By the way, UC#1-SU did provide an explanation for the markings on the thermometer. It is a candy thermometer and when you make candy, you take a scoop of the simmering mixture, form it into a ball and drop it in cold water. At a certain temperature it will turn into hard candy and at a lower temperature, soft candy. Thus the “hard ball” and “soft ball” settings.

I feel much better knowing there is some logic to the universe.

UC#1

9/16/2024 6:16 AM

Dear Sir John the Exhausted, Kt,

Thanks for the pictures of the crab apple jelly making, and thanks for including some Twine Images for the archives! Good luck on today’s labors. I look forward to BLOTTing your good works.

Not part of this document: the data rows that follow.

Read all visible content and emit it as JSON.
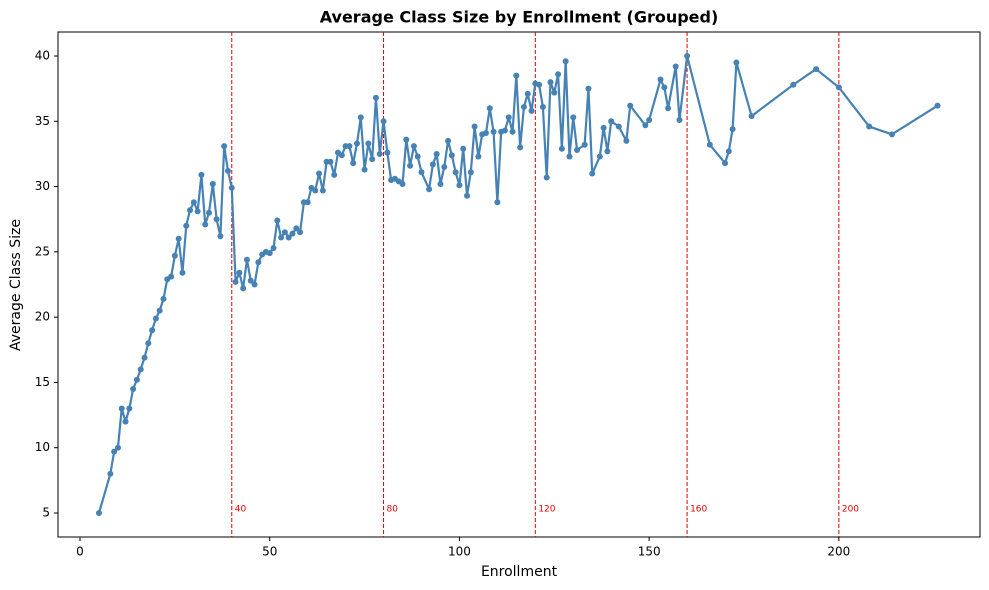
{
  "chart_data": {
    "type": "line",
    "title": "Average Class Size by Enrollment (Grouped)",
    "x_label": "Enrollment",
    "y_label": "Average Class Size",
    "color": "#4682b4",
    "vline_color": "#e00000",
    "vlines": [
      40,
      80,
      120,
      160,
      200
    ],
    "xlim": [
      -5.8,
      237.2
    ],
    "ylim": [
      3.16,
      41.84
    ],
    "xticks": [
      0,
      50,
      100,
      150,
      200
    ],
    "yticks": [
      5,
      10,
      15,
      20,
      25,
      30,
      35,
      40
    ],
    "x": [
      5,
      8,
      9,
      10,
      11,
      12,
      13,
      14,
      15,
      16,
      17,
      18,
      19,
      20,
      21,
      22,
      23,
      24,
      25,
      26,
      27,
      28,
      29,
      30,
      31,
      32,
      33,
      34,
      35,
      36,
      37,
      38,
      39,
      40,
      41,
      42,
      43,
      44,
      45,
      46,
      47,
      48,
      49,
      50,
      51,
      52,
      53,
      54,
      55,
      56,
      57,
      58,
      59,
      60,
      61,
      62,
      63,
      64,
      65,
      66,
      67,
      68,
      69,
      70,
      71,
      72,
      73,
      74,
      75,
      76,
      77,
      78,
      79,
      80,
      81,
      82,
      83,
      84,
      85,
      86,
      87,
      88,
      89,
      90,
      92,
      93,
      94,
      95,
      96,
      97,
      98,
      99,
      100,
      101,
      102,
      103,
      104,
      105,
      106,
      107,
      108,
      109,
      110,
      111,
      112,
      113,
      114,
      115,
      116,
      117,
      118,
      119,
      120,
      121,
      122,
      123,
      124,
      125,
      126,
      127,
      128,
      129,
      130,
      131,
      133,
      134,
      135,
      137,
      138,
      139,
      140,
      142,
      144,
      145,
      149,
      150,
      153,
      154,
      155,
      157,
      158,
      160,
      166,
      170,
      171,
      172,
      173,
      177,
      188,
      194,
      200,
      208,
      214,
      226
    ],
    "values": [
      5.0,
      8.0,
      9.7,
      10.0,
      13.0,
      12.0,
      13.0,
      14.5,
      15.2,
      16.0,
      16.9,
      18.0,
      19.0,
      19.9,
      20.5,
      21.4,
      22.9,
      23.1,
      24.7,
      26.0,
      23.4,
      27.0,
      28.2,
      28.8,
      28.1,
      30.9,
      27.1,
      28.0,
      30.2,
      27.5,
      26.2,
      33.1,
      31.2,
      29.9,
      22.7,
      23.4,
      22.2,
      24.4,
      22.8,
      22.5,
      24.2,
      24.8,
      25.0,
      24.9,
      25.3,
      27.4,
      26.1,
      26.5,
      26.1,
      26.4,
      26.8,
      26.5,
      28.8,
      28.8,
      29.9,
      29.7,
      31.0,
      29.7,
      31.9,
      31.9,
      30.9,
      32.6,
      32.4,
      33.1,
      33.1,
      31.8,
      33.3,
      35.3,
      31.3,
      33.3,
      32.1,
      36.8,
      32.5,
      35.0,
      32.6,
      30.5,
      30.6,
      30.4,
      30.2,
      33.6,
      31.6,
      33.1,
      32.3,
      31.1,
      29.8,
      31.7,
      32.5,
      30.2,
      31.5,
      33.5,
      32.4,
      31.1,
      30.1,
      32.9,
      29.3,
      31.1,
      34.6,
      32.3,
      34.0,
      34.1,
      36.0,
      34.2,
      28.8,
      34.2,
      34.3,
      35.3,
      34.2,
      38.5,
      33.0,
      36.1,
      37.1,
      35.8,
      37.9,
      37.8,
      36.1,
      30.7,
      38.0,
      37.2,
      38.6,
      32.9,
      39.6,
      32.3,
      35.3,
      32.8,
      33.2,
      37.5,
      31.0,
      32.3,
      34.5,
      32.7,
      35.0,
      34.6,
      33.5,
      36.2,
      34.7,
      35.1,
      38.2,
      37.6,
      36.0,
      39.2,
      35.1,
      40.0,
      33.2,
      31.8,
      32.7,
      34.4,
      39.5,
      35.4,
      37.8,
      39.0,
      37.6,
      34.6,
      34.0,
      36.2
    ]
  }
}
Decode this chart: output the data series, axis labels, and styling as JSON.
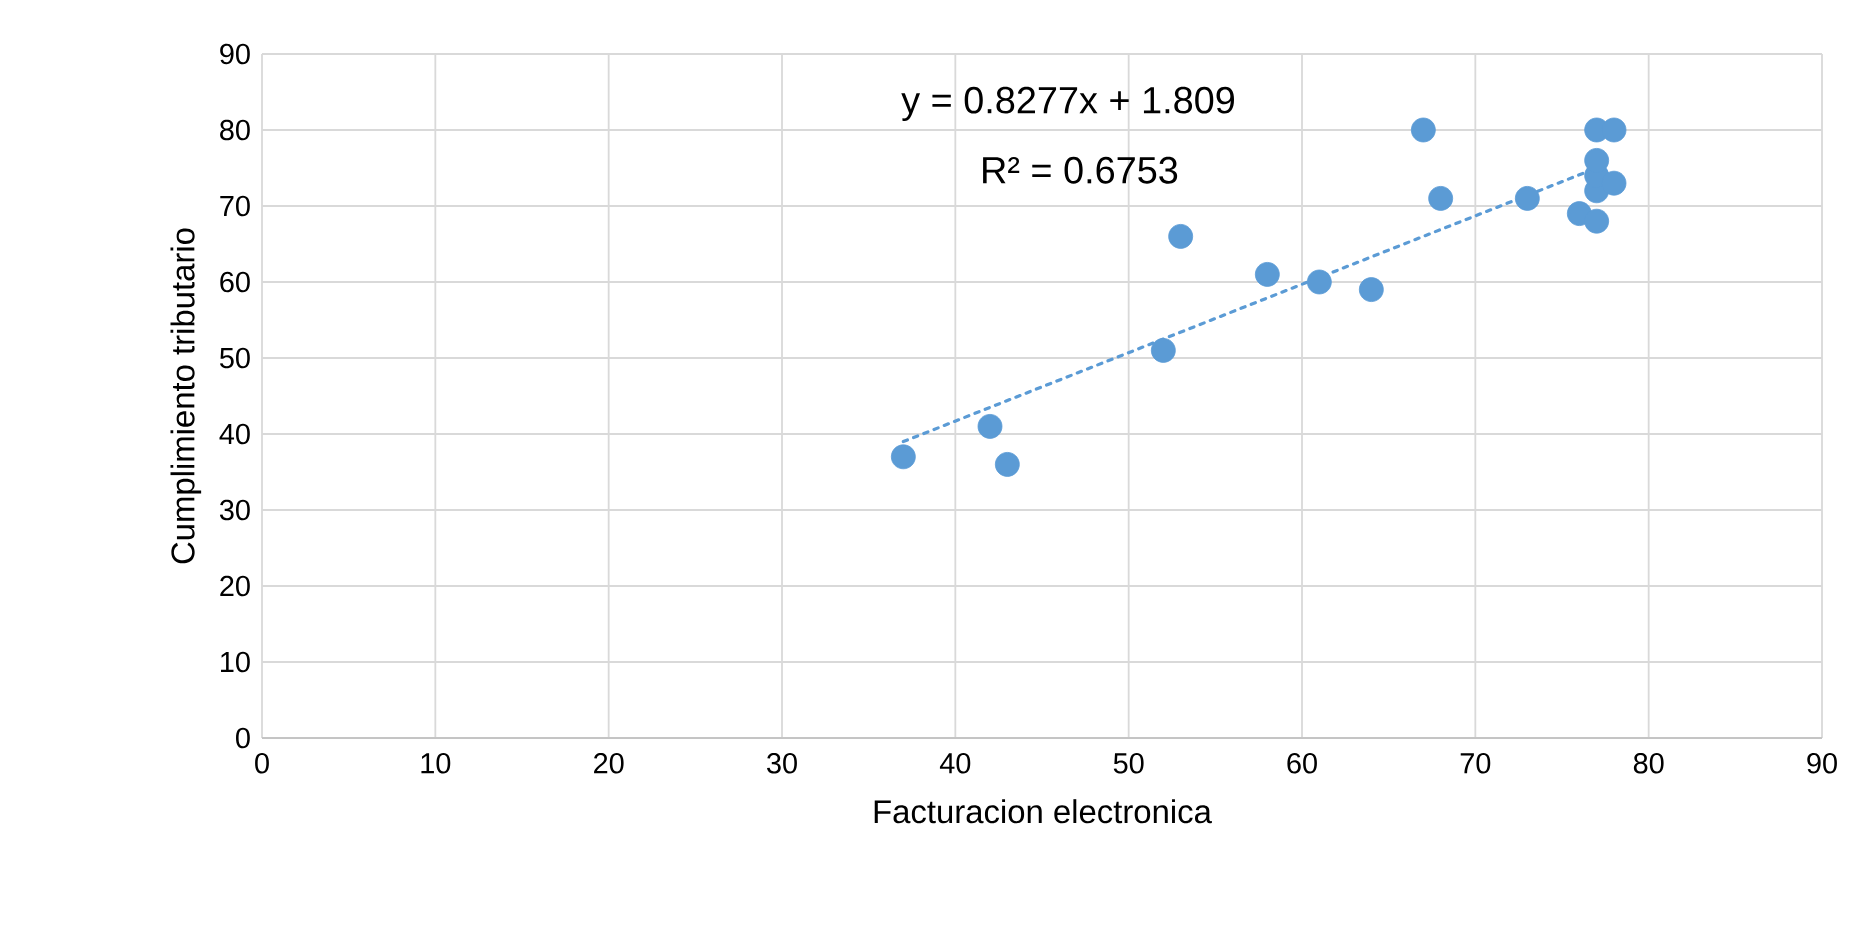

Elder G has bestowed upon you the title of “Sir John The Exhausted”. You are now a Knight of the Sticky Table.

(Elder G also has an infinite supply of puns, beginning with: “Sir John might b e tired, but he’s a ‘knight in shining jelly!’ “, and “He’s always ‘preserving’ his legacy, one jar at a time!”)

UC#4

[3] UC#1 stakes on thin ice.

9/16/24 9:00 AM

Thanks for the handsome image, UC#4 and Elder G. I definitely don’t do it justice. This is a sticky business and I risk becoming one of the knights that say “yuck”.

Operation crab-apple continues today with the re-boiling of batch 3 which didn’t set and the start of the crab-apple-sauce phase. After that, on to jelly batch 4.

The plan is to then trim the tree down to near-death, but since it is, according to my neighbor, an “aggressive crab” (sounds like someone I used to know), it should survive just about anything, including thermonuclear war.

Elder G‘s puns are so funny I fell over and did a jelly role.